The majority of real estate firms responding to a survey from the National Association of Realtors (NAR) expect profits—and competition—to heat up over the next year as the housing market continues to look up, the association.
NAR released on Tuesday its 2013 Profile of Real Estate Firms, which examines the makeup of companies, their offerings, and their expectations for the industry. This year’s report was based on a questionnaire mailed to a national sample of 121,931 executives at real estate firms; the survey’s response rate was 5.5 percent.
Out of those firms that responded, 84 percent were independent, non-franchised companies, while 13 percent were independent franchises; the remainder were subsidiaries of a national or regional corporation. The majority—approximately 80 percent—specialize in residential brokerage, with commercial brokerage and residential property management the most common secondary functions.
Sixty-nine percent of respondents said they expect profitability to rise over the next year, and most are preparing to battle for every dollar.
“Two out of three real estate firms expect competition in the marketplace to increase, both among firms and nontraditional market participants,” said Paul Bishop, NAR’s VP of research. “Because real estate is an entrepreneurial field, some experimentation in business models is likely when the market is in a recovery phase.”

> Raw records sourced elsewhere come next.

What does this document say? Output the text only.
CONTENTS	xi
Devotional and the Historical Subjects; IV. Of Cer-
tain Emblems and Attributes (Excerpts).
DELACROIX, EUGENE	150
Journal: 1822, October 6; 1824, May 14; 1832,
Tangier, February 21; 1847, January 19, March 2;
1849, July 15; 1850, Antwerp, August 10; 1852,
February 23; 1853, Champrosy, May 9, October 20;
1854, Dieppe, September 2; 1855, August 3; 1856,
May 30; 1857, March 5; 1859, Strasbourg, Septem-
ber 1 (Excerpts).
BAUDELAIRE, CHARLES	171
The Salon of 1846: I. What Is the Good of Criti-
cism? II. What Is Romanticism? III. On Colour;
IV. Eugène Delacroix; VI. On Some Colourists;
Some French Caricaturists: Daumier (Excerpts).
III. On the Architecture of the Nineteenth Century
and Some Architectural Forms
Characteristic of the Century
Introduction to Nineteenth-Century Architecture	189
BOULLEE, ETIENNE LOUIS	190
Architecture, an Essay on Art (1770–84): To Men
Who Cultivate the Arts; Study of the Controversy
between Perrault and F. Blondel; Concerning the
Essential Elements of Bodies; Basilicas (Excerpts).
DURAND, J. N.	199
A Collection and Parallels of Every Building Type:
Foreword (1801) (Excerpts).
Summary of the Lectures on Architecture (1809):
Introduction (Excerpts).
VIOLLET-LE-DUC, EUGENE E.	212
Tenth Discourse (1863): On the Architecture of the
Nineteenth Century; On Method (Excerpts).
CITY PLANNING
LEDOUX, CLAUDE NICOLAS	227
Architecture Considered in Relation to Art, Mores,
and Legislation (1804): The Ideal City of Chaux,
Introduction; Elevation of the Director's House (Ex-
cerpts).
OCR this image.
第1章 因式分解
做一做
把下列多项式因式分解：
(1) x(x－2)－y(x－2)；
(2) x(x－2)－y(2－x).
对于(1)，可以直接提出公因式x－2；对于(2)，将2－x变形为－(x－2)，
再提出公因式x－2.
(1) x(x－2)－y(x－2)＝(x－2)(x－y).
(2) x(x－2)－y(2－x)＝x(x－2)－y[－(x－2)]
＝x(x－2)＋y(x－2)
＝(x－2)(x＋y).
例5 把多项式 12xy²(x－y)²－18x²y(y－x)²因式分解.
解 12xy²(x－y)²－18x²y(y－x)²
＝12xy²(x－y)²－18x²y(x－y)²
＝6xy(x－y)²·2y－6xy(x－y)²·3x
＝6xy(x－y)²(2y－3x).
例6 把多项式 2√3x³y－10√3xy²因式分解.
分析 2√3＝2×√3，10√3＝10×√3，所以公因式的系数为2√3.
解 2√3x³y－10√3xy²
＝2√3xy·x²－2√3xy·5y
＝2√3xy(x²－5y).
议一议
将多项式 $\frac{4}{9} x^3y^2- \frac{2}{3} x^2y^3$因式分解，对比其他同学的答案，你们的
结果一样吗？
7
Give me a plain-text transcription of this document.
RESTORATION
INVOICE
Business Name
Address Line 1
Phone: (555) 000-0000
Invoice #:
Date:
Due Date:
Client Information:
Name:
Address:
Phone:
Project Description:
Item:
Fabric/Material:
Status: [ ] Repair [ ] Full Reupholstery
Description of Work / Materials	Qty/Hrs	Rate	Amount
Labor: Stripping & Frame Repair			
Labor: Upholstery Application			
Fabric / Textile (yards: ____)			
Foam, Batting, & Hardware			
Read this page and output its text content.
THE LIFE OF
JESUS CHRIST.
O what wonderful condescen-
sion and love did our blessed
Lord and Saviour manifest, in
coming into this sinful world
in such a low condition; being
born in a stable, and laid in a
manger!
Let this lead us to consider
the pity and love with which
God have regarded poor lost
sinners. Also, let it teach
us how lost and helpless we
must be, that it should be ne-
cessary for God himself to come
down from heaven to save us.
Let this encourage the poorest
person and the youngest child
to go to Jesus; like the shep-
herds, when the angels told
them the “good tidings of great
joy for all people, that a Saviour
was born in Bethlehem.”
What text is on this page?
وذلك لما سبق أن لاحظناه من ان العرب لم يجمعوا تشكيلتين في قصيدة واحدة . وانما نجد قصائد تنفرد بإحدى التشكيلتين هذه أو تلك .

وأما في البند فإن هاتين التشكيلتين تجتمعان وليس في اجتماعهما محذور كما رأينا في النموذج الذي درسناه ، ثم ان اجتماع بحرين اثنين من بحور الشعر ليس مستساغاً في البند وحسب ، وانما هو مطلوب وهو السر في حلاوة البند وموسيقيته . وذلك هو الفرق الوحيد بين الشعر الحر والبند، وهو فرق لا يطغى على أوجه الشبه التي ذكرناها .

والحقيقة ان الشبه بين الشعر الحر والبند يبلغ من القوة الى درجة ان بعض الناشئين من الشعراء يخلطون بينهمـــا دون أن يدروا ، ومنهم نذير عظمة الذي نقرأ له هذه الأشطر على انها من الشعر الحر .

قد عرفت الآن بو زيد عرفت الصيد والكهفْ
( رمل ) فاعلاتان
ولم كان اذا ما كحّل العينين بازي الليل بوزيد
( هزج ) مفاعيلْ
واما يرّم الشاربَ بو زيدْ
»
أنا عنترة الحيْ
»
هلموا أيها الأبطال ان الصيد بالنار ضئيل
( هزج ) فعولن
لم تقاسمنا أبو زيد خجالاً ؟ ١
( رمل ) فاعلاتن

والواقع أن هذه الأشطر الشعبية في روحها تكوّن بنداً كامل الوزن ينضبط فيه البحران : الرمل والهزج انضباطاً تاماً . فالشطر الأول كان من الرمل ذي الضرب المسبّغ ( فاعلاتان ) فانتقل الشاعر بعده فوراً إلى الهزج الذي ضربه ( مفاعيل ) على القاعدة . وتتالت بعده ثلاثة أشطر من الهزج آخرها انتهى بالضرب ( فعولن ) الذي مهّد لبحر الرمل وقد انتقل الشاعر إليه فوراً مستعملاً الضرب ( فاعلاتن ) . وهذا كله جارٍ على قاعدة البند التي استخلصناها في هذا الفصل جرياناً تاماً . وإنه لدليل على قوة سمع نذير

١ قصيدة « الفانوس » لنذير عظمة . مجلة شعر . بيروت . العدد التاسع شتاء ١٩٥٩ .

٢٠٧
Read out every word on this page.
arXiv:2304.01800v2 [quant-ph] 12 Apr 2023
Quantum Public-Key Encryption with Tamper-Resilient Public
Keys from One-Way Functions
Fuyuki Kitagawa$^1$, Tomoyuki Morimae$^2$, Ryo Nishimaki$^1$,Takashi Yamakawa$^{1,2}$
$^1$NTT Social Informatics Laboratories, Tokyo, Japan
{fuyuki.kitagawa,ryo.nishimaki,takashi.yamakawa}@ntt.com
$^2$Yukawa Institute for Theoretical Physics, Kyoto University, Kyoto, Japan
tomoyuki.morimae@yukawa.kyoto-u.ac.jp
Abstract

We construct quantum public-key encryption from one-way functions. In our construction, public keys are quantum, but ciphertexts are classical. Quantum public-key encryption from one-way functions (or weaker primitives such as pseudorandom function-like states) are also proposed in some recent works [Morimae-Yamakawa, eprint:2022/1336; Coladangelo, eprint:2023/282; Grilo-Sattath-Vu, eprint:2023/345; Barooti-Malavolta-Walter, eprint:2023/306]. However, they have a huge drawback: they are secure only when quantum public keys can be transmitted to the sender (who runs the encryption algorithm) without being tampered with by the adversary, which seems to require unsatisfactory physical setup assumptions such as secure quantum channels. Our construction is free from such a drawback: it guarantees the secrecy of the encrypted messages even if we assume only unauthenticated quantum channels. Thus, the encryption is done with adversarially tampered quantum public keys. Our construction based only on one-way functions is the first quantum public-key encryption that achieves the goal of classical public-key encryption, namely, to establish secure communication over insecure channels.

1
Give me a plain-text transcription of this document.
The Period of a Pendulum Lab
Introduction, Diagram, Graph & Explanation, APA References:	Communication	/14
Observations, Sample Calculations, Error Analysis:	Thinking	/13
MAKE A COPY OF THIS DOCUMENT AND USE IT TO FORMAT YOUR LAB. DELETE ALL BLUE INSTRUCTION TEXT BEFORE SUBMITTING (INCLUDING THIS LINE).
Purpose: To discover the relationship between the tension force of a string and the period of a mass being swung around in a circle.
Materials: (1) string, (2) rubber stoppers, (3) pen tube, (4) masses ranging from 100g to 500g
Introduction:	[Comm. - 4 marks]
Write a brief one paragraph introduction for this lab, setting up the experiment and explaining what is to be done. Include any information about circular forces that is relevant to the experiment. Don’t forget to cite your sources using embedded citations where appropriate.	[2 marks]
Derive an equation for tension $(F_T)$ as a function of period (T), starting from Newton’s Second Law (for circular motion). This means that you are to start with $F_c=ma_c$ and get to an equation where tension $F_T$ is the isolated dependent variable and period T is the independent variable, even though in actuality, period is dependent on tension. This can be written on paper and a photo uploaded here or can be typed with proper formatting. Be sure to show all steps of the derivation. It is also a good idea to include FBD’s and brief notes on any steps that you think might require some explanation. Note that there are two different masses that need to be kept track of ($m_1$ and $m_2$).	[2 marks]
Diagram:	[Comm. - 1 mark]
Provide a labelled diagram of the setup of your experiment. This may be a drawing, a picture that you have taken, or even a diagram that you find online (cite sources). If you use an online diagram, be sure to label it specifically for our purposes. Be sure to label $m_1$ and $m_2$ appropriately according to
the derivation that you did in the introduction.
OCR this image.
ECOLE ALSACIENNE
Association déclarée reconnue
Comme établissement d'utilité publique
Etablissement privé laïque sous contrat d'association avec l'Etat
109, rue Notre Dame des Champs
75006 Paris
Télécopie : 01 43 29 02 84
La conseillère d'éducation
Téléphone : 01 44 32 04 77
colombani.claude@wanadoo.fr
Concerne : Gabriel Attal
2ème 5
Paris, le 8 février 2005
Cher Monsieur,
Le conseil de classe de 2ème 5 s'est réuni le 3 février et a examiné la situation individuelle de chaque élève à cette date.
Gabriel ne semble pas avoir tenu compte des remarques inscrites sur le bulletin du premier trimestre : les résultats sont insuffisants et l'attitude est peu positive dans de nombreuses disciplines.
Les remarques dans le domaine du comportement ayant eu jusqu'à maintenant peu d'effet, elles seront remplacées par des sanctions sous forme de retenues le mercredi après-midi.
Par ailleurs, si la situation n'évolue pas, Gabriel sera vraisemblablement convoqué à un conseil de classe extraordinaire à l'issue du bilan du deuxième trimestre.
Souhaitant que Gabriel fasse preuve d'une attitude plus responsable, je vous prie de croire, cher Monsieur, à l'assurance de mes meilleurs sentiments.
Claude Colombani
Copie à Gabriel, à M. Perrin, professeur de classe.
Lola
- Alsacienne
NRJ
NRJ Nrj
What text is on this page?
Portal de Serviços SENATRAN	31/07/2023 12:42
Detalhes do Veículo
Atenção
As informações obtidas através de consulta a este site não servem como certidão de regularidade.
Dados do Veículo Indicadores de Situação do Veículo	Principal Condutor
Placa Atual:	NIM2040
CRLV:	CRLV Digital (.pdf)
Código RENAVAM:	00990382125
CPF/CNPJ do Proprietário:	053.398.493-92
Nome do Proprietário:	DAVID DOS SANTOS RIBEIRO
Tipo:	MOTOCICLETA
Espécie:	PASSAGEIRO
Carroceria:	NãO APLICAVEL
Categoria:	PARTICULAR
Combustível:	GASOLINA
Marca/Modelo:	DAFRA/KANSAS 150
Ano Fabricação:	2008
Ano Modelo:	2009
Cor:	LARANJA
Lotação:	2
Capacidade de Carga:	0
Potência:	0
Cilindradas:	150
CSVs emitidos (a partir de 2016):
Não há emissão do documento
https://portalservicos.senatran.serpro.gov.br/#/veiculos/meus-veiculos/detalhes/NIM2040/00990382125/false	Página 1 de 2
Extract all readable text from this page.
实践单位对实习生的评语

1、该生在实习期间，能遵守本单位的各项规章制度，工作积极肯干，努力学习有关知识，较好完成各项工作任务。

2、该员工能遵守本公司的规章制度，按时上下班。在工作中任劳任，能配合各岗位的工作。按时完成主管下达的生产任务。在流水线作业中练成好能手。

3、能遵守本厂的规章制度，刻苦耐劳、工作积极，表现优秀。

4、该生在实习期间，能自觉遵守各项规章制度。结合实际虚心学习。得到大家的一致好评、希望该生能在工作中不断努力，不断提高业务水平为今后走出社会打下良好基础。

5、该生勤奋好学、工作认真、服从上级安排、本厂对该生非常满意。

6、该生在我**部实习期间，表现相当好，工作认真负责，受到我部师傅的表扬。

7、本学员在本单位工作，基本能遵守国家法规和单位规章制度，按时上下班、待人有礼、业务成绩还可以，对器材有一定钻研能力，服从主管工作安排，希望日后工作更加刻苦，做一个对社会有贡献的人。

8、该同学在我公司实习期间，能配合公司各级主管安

In response, many firms are bolstering their ranks with new recruits.
“Although conditions vary around the country, 45 percent of real estate firms are actively recruiting agents, largely due to growth in their primary business,” saidNAR president Gary Thomas.
Out of those that are currently on staff at these firms, 72 percent have an academic degree. More than eight in 10 firms have licensees with professional certifications or designations, and more than six out of 10 provide training and education programs for their staff or sales agents. The typical firm requires new agents to receive a median of 21 hours of training or continuing education each year, while experienced agents must receive 12 hours.
Taking a look at potential obstacles ahead, Thomas noted “six in 10 firms cite profitability, 44 percent identified local or regional economic conditions, and 42 percent are concerned about both maintaining sufficient inventory and keeping up with technology.”